It’s the most brewtiful time of the year thanks to the cosy and warm flavours of mulled wine. But how much do people know about this special Christmas beverage?
Think Christmas and you immediately think of all things cosy, traditional, and above all — delicious.
From decadent Christmas puddings and cakes prepared all the way from Stir-up Sundays to classic Christmas cocktails and beverages like eggnog, ’tis the season to be jolly and well-fed. Post a scrumptious large meal of sweet and savoury confections, there’s nothing like curling up with a glass of mulled wine on a lazy winter day.
Mulled wine can simply be described as the brewing of a not-your-best bottle of red wine along with mulling spices. These traditionally include cinnamon, star anise, nutmeg, cloves, berries, and orange zest. It is the inclusion of these spices, in fact, that lend any drink the ‘mulled’ taste, including ciders, ales, and sometimes even juice. Served warm or hot, there are both alcoholics as well as non-alcoholic versions of the drink.
However, the story of mulled wine wasn’t originally rooted in Christmas traditions. Invention was the mother of necessity here as well, with the drink originally being conceptualised as a way to avoid wasting wine. The origin of the recipe is credited to both Ancient Greeks and Romans in the 2nd century.
In the harsh winters, the drink was a great way to protect your body from the cold using spices that were believed to have medicinal value as well. As the Romans went on to conquer several parts of Europe, the popularity of the drink spread proportionally and was adapted by various regions.
Mulled wine really took off in the Medieval Ages, and has seen on and off popularity under different names. In Sweden, Claret (Rhen wine, sugar, honey, and spices) and Lutendrank (various spices, wine, and milk) were just two of the variations that the monarchy made famous over the coming centuries.
With the onset of increasing alternatives, recipe books started using the collective name glögg, first mentioned in 1609. The next big adaptation took place in the 1800s when cognacs-glögg started to become popular, too. However, it was in the 1890s when glögg became associated with Christmas.
The recipe for mulled wine as we commonly know it today comes from Victorian England. The warm Christmas drink became very popular around the 16th century, mostly because the Black Death plague made even bad wine safer to consume than water. Additional spices such as figs and coriander masked the sometimes unflattering taste and helped preserve it for longer.
What sealed the deal for mulled wine as a Christmas staple was Charles Dickens’ mention of a version of it as the Smoking Bishop in his 1843 novel “A Christmas Carol.”
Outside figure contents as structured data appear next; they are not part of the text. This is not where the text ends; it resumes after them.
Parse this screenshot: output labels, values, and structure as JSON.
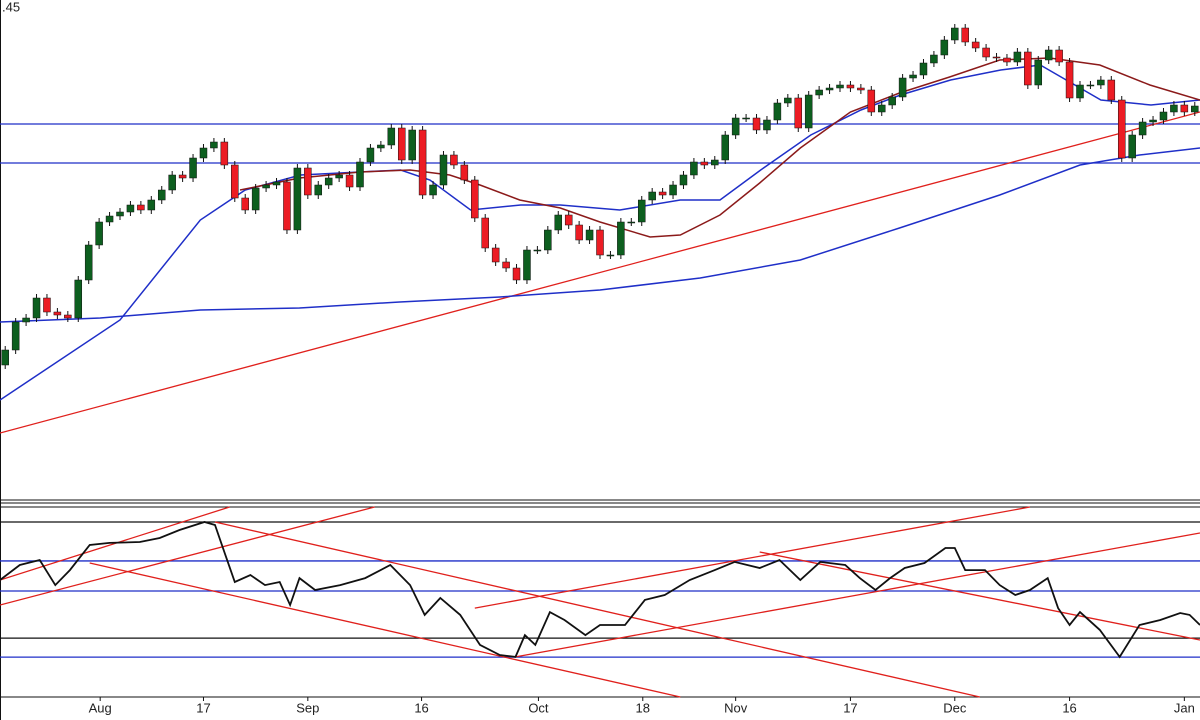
{
  "chart_data": [
    {
      "type": "candlestick",
      "price_label": ".45",
      "xlim": [
        0,
        115
      ],
      "ylim": [
        0,
        500
      ],
      "up_color": "#0d5f1f",
      "down_color": "#ec1c24",
      "wick_color": "#111111",
      "open": [
        135,
        150,
        178,
        182,
        202,
        188,
        185,
        182,
        220,
        255,
        278,
        284,
        288,
        295,
        290,
        300,
        310,
        325,
        322,
        342,
        352,
        358,
        335,
        302,
        290,
        312,
        315,
        318,
        270,
        332,
        305,
        315,
        322,
        325,
        313,
        338,
        352,
        355,
        372,
        340,
        370,
        305,
        315,
        345,
        335,
        320,
        282,
        252,
        238,
        232,
        220,
        250,
        250,
        270,
        285,
        275,
        260,
        270,
        245,
        245,
        278,
        278,
        300,
        308,
        305,
        315,
        325,
        338,
        335,
        340,
        365,
        382,
        382,
        370,
        380,
        397,
        402,
        372,
        405,
        410,
        412,
        415,
        412,
        410,
        388,
        395,
        403,
        422,
        425,
        437,
        445,
        460,
        472,
        458,
        452,
        443,
        442,
        438,
        448,
        415,
        440,
        450,
        438,
        402,
        415,
        415,
        420,
        400,
        342,
        365,
        378,
        380,
        388,
        395,
        388
      ],
      "high": [
        154,
        182,
        186,
        206,
        206,
        192,
        189,
        224,
        259,
        282,
        288,
        292,
        299,
        299,
        304,
        314,
        329,
        329,
        346,
        356,
        362,
        362,
        339,
        306,
        316,
        319,
        322,
        322,
        336,
        336,
        319,
        326,
        329,
        329,
        342,
        356,
        359,
        376,
        376,
        374,
        374,
        319,
        349,
        349,
        339,
        324,
        286,
        256,
        242,
        236,
        254,
        254,
        274,
        289,
        289,
        279,
        274,
        274,
        249,
        282,
        282,
        304,
        312,
        312,
        319,
        329,
        342,
        342,
        344,
        369,
        386,
        386,
        386,
        384,
        401,
        406,
        406,
        409,
        414,
        416,
        419,
        419,
        416,
        414,
        399,
        407,
        426,
        429,
        441,
        449,
        464,
        476,
        476,
        462,
        456,
        447,
        446,
        452,
        452,
        444,
        454,
        454,
        442,
        419,
        419,
        424,
        424,
        404,
        369,
        382,
        384,
        392,
        399,
        399,
        398
      ],
      "low": [
        131,
        146,
        174,
        178,
        184,
        181,
        178,
        178,
        216,
        251,
        274,
        280,
        284,
        286,
        286,
        296,
        306,
        318,
        318,
        338,
        348,
        331,
        298,
        286,
        286,
        308,
        311,
        266,
        266,
        301,
        301,
        311,
        318,
        309,
        309,
        334,
        348,
        351,
        336,
        336,
        301,
        301,
        311,
        331,
        316,
        278,
        248,
        234,
        228,
        216,
        216,
        246,
        246,
        266,
        271,
        256,
        256,
        241,
        241,
        241,
        274,
        274,
        296,
        301,
        301,
        311,
        321,
        331,
        331,
        336,
        361,
        378,
        366,
        366,
        376,
        393,
        368,
        368,
        401,
        406,
        408,
        408,
        406,
        384,
        384,
        391,
        399,
        418,
        421,
        433,
        441,
        456,
        454,
        448,
        439,
        438,
        434,
        434,
        411,
        411,
        436,
        434,
        398,
        398,
        411,
        411,
        396,
        338,
        338,
        361,
        374,
        376,
        384,
        384,
        384
      ],
      "close": [
        150,
        178,
        182,
        202,
        188,
        185,
        182,
        220,
        255,
        278,
        284,
        288,
        295,
        290,
        300,
        310,
        325,
        322,
        342,
        352,
        358,
        335,
        302,
        290,
        312,
        315,
        318,
        270,
        332,
        305,
        315,
        322,
        325,
        313,
        338,
        352,
        355,
        372,
        340,
        370,
        305,
        315,
        345,
        335,
        320,
        282,
        252,
        238,
        232,
        220,
        250,
        250,
        270,
        285,
        275,
        260,
        270,
        245,
        245,
        278,
        278,
        300,
        308,
        305,
        315,
        325,
        338,
        335,
        340,
        365,
        382,
        382,
        370,
        380,
        397,
        402,
        372,
        405,
        410,
        412,
        415,
        412,
        410,
        388,
        395,
        403,
        422,
        425,
        437,
        445,
        460,
        472,
        458,
        452,
        443,
        442,
        438,
        448,
        415,
        440,
        450,
        438,
        402,
        415,
        415,
        420,
        400,
        342,
        365,
        378,
        380,
        388,
        395,
        388,
        394
      ],
      "overlays": [
        {
          "color": "#1f2fc8",
          "x": [
            0,
            11.5,
            19.2,
            23.5,
            28.8,
            38.4,
            41.2,
            45.1,
            49.9,
            53.7,
            59.4,
            65.2,
            69,
            72.9,
            77.7,
            82.5,
            86.3,
            91.1,
            95.9,
            99.7,
            105.5,
            110.3,
            115
          ],
          "values": [
            100,
            180,
            280,
            310,
            325,
            330,
            320,
            290,
            295,
            295,
            290,
            300,
            300,
            330,
            365,
            390,
            405,
            420,
            430,
            435,
            400,
            395,
            400
          ]
        },
        {
          "color": "#1f2fc8",
          "x": [
            0,
            9.6,
            19.2,
            28.7,
            38.3,
            47.9,
            57.5,
            67.1,
            76.7,
            86.2,
            95.8,
            103.5,
            109.2,
            115
          ],
          "values": [
            178,
            182,
            190,
            192,
            198,
            203,
            210,
            222,
            240,
            272,
            305,
            335,
            345,
            352
          ]
        },
        {
          "color": "#8b1a1a",
          "x": [
            23,
            28.7,
            34.5,
            39.3,
            43.1,
            46,
            49.8,
            53.7,
            57.5,
            62.3,
            65.2,
            69,
            72.8,
            76.7,
            81.5,
            86.2,
            91,
            95.8,
            100.6,
            105.4,
            110.2,
            115
          ],
          "values": [
            310,
            322,
            328,
            330,
            325,
            315,
            300,
            292,
            278,
            263,
            265,
            285,
            317,
            352,
            388,
            407,
            423,
            440,
            442,
            435,
            415,
            400
          ]
        }
      ],
      "hlines": [
        {
          "value": 376,
          "color": "#1f2fc8"
        },
        {
          "value": 337,
          "color": "#1f2fc8"
        }
      ],
      "trendlines": [
        {
          "color": "#e0201c",
          "x": [
            0,
            115
          ],
          "values": [
            67,
            388
          ]
        }
      ]
    },
    {
      "type": "line",
      "xlim": [
        0,
        115
      ],
      "ylim": [
        0,
        100
      ],
      "color": "#111111",
      "x": [
        0,
        1.9,
        3.8,
        5.3,
        6.7,
        8.6,
        10.5,
        13.4,
        15.3,
        17.2,
        19.6,
        20.6,
        21.6,
        22.5,
        24,
        25.4,
        26.8,
        27.8,
        28.7,
        30.2,
        32.6,
        35,
        37.4,
        39.3,
        40.7,
        42.2,
        44.1,
        46,
        47.9,
        49.4,
        50.3,
        51.3,
        52.7,
        54.1,
        56.1,
        57.5,
        59.9,
        61.8,
        63.7,
        66.1,
        68.5,
        70.4,
        72.8,
        74.7,
        76.7,
        78.6,
        81,
        82.4,
        83.9,
        85.3,
        86.7,
        88.6,
        90.6,
        91.5,
        92.5,
        94.4,
        95.8,
        97.3,
        98.7,
        100.4,
        101.4,
        102.5,
        103.5,
        105.4,
        107.3,
        109.2,
        111.2,
        113.1,
        114,
        115
      ],
      "values": [
        61.6,
        69.5,
        72.1,
        58.9,
        66.8,
        80,
        81.1,
        81.6,
        83.7,
        87.9,
        92.1,
        90.5,
        74.7,
        60.5,
        64.2,
        58.9,
        60.5,
        48.4,
        62.6,
        56.3,
        58.9,
        62.6,
        69.5,
        58.9,
        43.2,
        52.1,
        43.2,
        27.4,
        22.1,
        21.1,
        32.6,
        27.4,
        44.7,
        40.5,
        32.6,
        37.9,
        37.9,
        51.1,
        53.7,
        61.6,
        66.8,
        71.1,
        67.9,
        72.1,
        61.6,
        71.1,
        69.5,
        62.6,
        56.3,
        62.6,
        67.9,
        70.5,
        78.4,
        78.4,
        66.8,
        66.8,
        58.9,
        53.7,
        56.3,
        62.6,
        46.8,
        37.9,
        44.7,
        35.3,
        21.1,
        37.9,
        40.5,
        44.2,
        43.2,
        37.9
      ],
      "hlines": [
        {
          "value": 92.1,
          "color": "#111111"
        },
        {
          "value": 71.6,
          "color": "#1f2fc8"
        },
        {
          "value": 55.8,
          "color": "#1f2fc8"
        },
        {
          "value": 31,
          "color": "#111111"
        },
        {
          "value": 21,
          "color": "#1f2fc8"
        }
      ],
      "trendlines": [
        {
          "color": "#e0201c",
          "x": [
            0,
            22
          ],
          "values": [
            61.6,
            100
          ]
        },
        {
          "color": "#e0201c",
          "x": [
            0,
            35.9
          ],
          "values": [
            48.4,
            100
          ]
        },
        {
          "color": "#e0201c",
          "x": [
            8.6,
            65.2
          ],
          "values": [
            70.5,
            0
          ]
        },
        {
          "color": "#e0201c",
          "x": [
            20.6,
            93.9
          ],
          "values": [
            92.1,
            0
          ]
        },
        {
          "color": "#e0201c",
          "x": [
            45.5,
            98.7
          ],
          "values": [
            46.8,
            100
          ]
        },
        {
          "color": "#e0201c",
          "x": [
            49.4,
            115
          ],
          "values": [
            21.1,
            86.3
          ]
        },
        {
          "color": "#e0201c",
          "x": [
            72.8,
            115
          ],
          "values": [
            76.3,
            30
          ]
        }
      ],
      "xticks": [
        {
          "value": 9.6,
          "label": "Aug"
        },
        {
          "value": 19.5,
          "label": "17"
        },
        {
          "value": 29.5,
          "label": "Sep"
        },
        {
          "value": 40.4,
          "label": "16"
        },
        {
          "value": 51.6,
          "label": "Oct"
        },
        {
          "value": 61.6,
          "label": "18"
        },
        {
          "value": 70.5,
          "label": "Nov"
        },
        {
          "value": 81.5,
          "label": "17"
        },
        {
          "value": 91.5,
          "label": "Dec"
        },
        {
          "value": 102.5,
          "label": "16"
        },
        {
          "value": 113.5,
          "label": "Jan"
        }
      ]
    }
  ]
}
Over the decades, mulled wine has continued to spread globally, with countries all over the world creating their own unique blends. Variations now include everything from red and white wines to sangria blends and vermouth to port – each country’s method slightly different from the next.
There’s Glühwein, popular in German speaking countries and variations of which include white and other fruit wines. In the south and southeast of Brazil, where a large number of people of European descent live, it is called Vinho quente or Quentão. In parts of Russia and Ukraine, you can find mulled wine if you ask for Glintvein.
While there are at least a dozen more variations of the classic mulled wine, there is unanimous agreement on the best way to consume it, i.e, when the temperature starts to drop. With so many customizations available to the traditional Christmas beverage, ywhy not experiment and test it out yourself?
Must read: Italian wine masterclass with sommelier Gaurav Dixit
Classic mulled wine recipe
- 2 large oranges
- 4 ¼ cups or 1 ltr red wine
- 1 ¼ cups or 10 ounces brandy
- ½ cup dark brown sugar
- 2 cinnamon sticks
- 6 whole cloves
- 3 cardamom pods, slightly crushed
- Using a peeler, remove the peel in strips from 1 orange then juice the orange. Slice the other orange into rounds and reserve for garnish.
- In a nonreactive saucepan, combine orange peel, juice and the rest of the ingredients. Stir over medium heat until the sugar dissolves, about 2 minutes. Increase the heat to high, bring mixture to a boil, then immediately reduce the heat to low.
- Simmer gently until flavors meld, about 30 minutes. Strain the mixture, discarding the solids.
- Ladle into cups or mugs. Garnish each with a reserved orange round.